Researchers from Europe, the United States and South America started collecting reams of data this week from clouds, the shoreline and deep underwater to try to figure out the dynamics of the southeastern Pacific.

The area, home to a fifth of the world's fish stocks, plays a crucial part in global weather patterns and scientists want to discover why temperatures have dropped on the desert coast.

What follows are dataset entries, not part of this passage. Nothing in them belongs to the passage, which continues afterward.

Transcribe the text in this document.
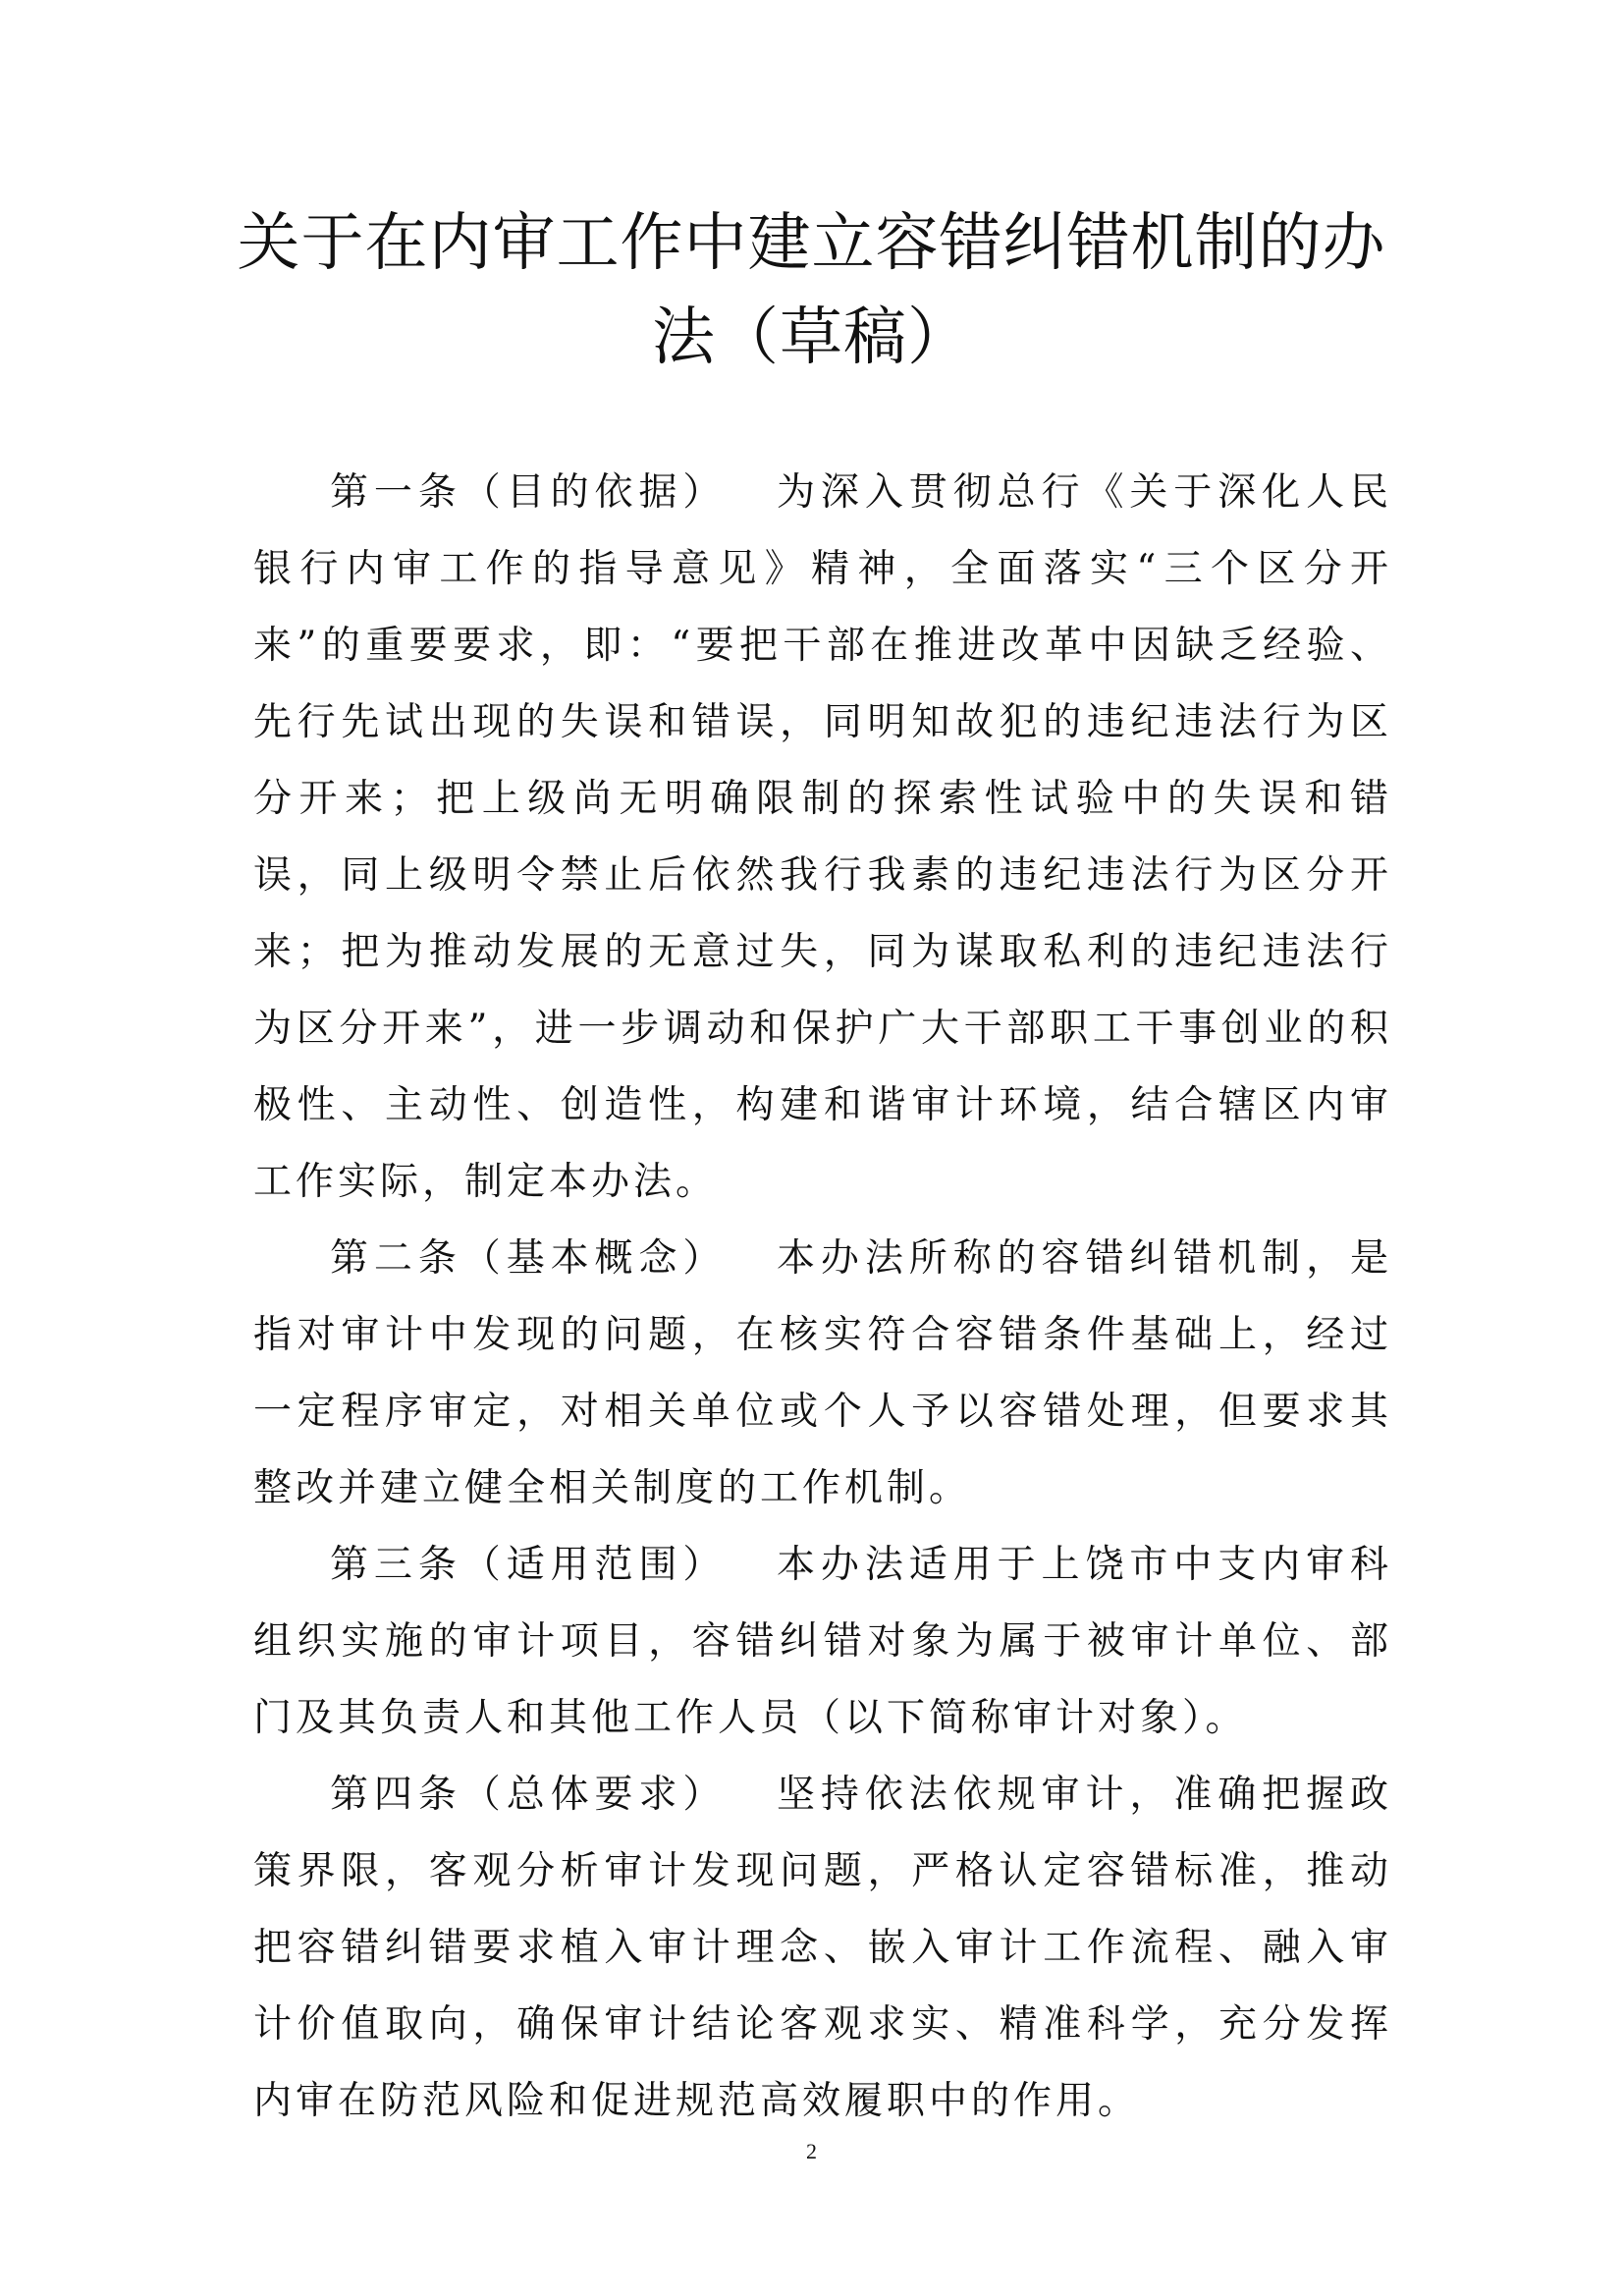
关于在内审工作中建立容错纠错机制的办
法（草稿）

第一条（目的依据） 为深入贯彻总行《关于深化人民银行内审工作的指导意见》精神，全面落实“三个区分开来”的重要要求，即：“要把干部在推进改革中因缺乏经验、先行先试出现的失误和错误，同明知故犯的违纪违法行为区分开来；把上级尚无明确限制的探索性试验中的失误和错误，同上级明令禁止后依然我行我素的违纪违法行为区分开来；把为推动发展的无意过失，同为谋取私利的违纪违法行为区分开来”，进一步调动和保护广大干部职工干事创业的积极性、主动性、创造性，构建和谐审计环境，结合辖区内审工作实际，制定本办法。

第二条（基本概念） 本办法所称的容错纠错机制，是指对审计中发现的问题，在核实符合容错条件基础上，经过一定程序审定，对相关单位或个人予以容错处理，但要求其整改并建立健全相关制度的工作机制。

第三条（适用范围） 本办法适用于上饶市中支内审科组织实施的审计项目，容错纠错对象为属于被审计单位、部门及其负责人和其他工作人员（以下简称审计对象）。

第四条（总体要求） 坚持依法依规审计，准确把握政策界限，客观分析审计发现问题，严格认定容错标准，推动把容错纠错要求植入审计理念、嵌入审计工作流程、融入审计价值取向，确保审计结论客观求实、精准科学，充分发挥内审在防范风险和促进规范高效履职中的作用。

2
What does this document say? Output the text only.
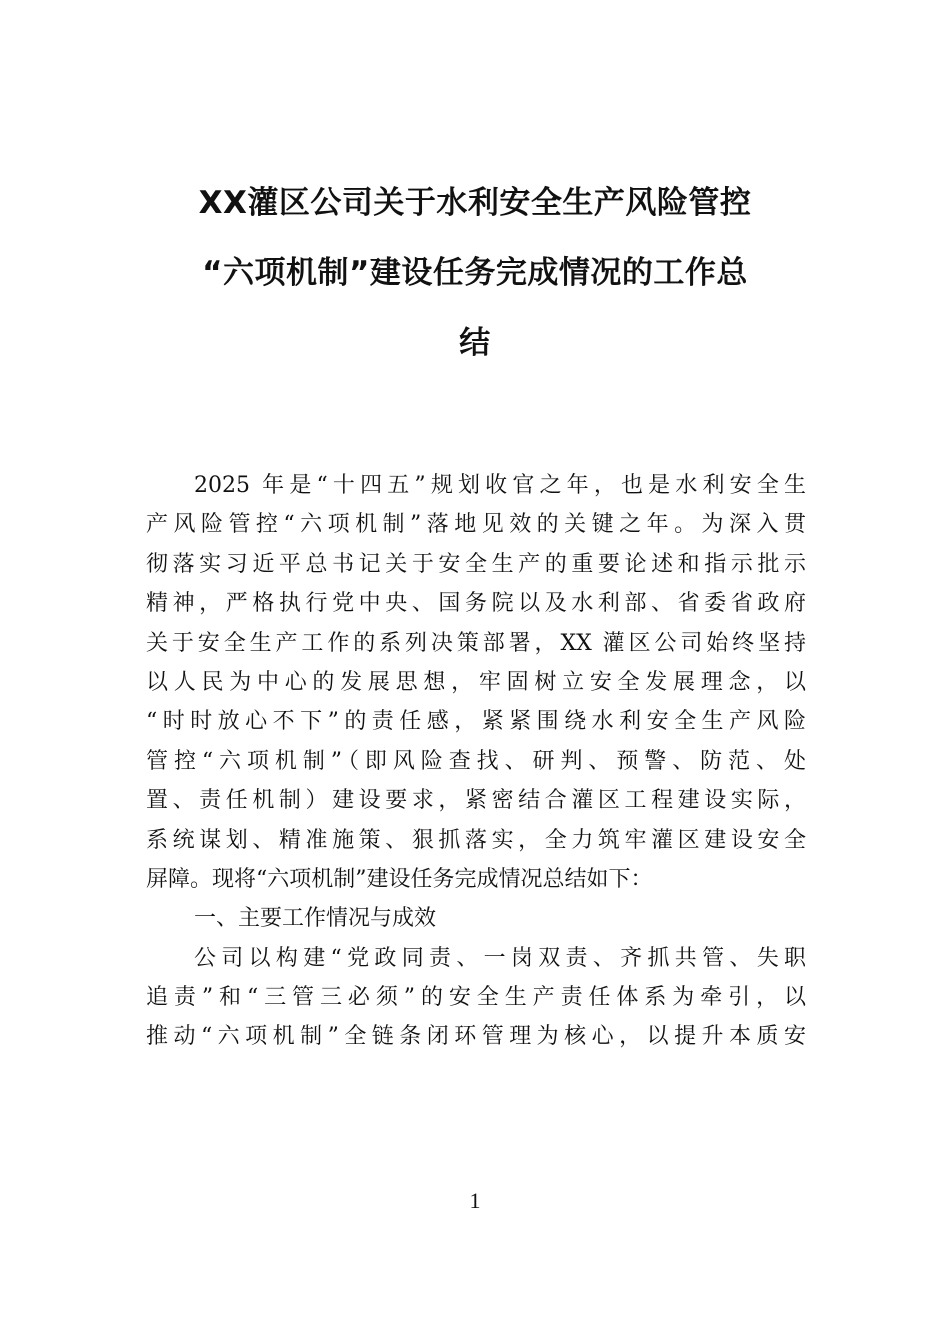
XX灌区公司关于水利安全生产风险管控
“六项机制”建设任务完成情况的工作总
结
2025 年是“十四五”规划收官之年，也是水利安全生
产风险管控“六项机制”落地见效的关键之年。为深入贯
彻落实习近平总书记关于安全生产的重要论述和指示批示
精神，严格执行党中央、国务院以及水利部、省委省政府
关于安全生产工作的系列决策部署，XX 灌区公司始终坚持
以人民为中心的发展思想，牢固树立安全发展理念，以
“时时放心不下”的责任感，紧紧围绕水利安全生产风险
管控“六项机制”（即风险查找、研判、预警、防范、处
置、责任机制）建设要求，紧密结合灌区工程建设实际，
系统谋划、精准施策、狠抓落实，全力筑牢灌区建设安全
屏障。现将“六项机制”建设任务完成情况总结如下：
一、主要工作情况与成效
公司以构建“党政同责、一岗双责、齐抓共管、失职
追责”和“三管三必须”的安全生产责任体系为牵引，以
推动“六项机制”全链条闭环管理为核心，以提升本质安
1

"Peru has a very important role in global climate," said Alexis Chaigneau, a French scientist leading experiments in Peru. "Over the past 50 years, the Peruvian coast has gotten colder, mainly because of stronger winds that have pulled up the deep cold waters of the ocean current."

The Humboldt current, which flows north to Peru from the frigid southern waters off Chile, is considered the world's most productive marine ecosystem, in part because deep cold waters rich in nutrients interact with the sun's energy to create life.

For the next three months, everything from a small satellite-controlled submarine to cloud-hugging airplanes will feed computers with information on oxygen levels in the water, temperature, salinity, wind speeds and current.

Along the way, they also hope to solve the riddles of the famous El Nino and La Nina weather phenomenon that occur in the southeastern Pacific -- the periodic oscillations in surface water temperatures that are linked to floods and droughts.

El Nino has also been blamed for interrupting the upswelling of the current, causing fish stocks to crash in an area where up to 20 percent of the world's fish are caught.

"We need to know more to understand how this will impact fisheries," said Hector Soldi, chairman of Peru's marine biology institute.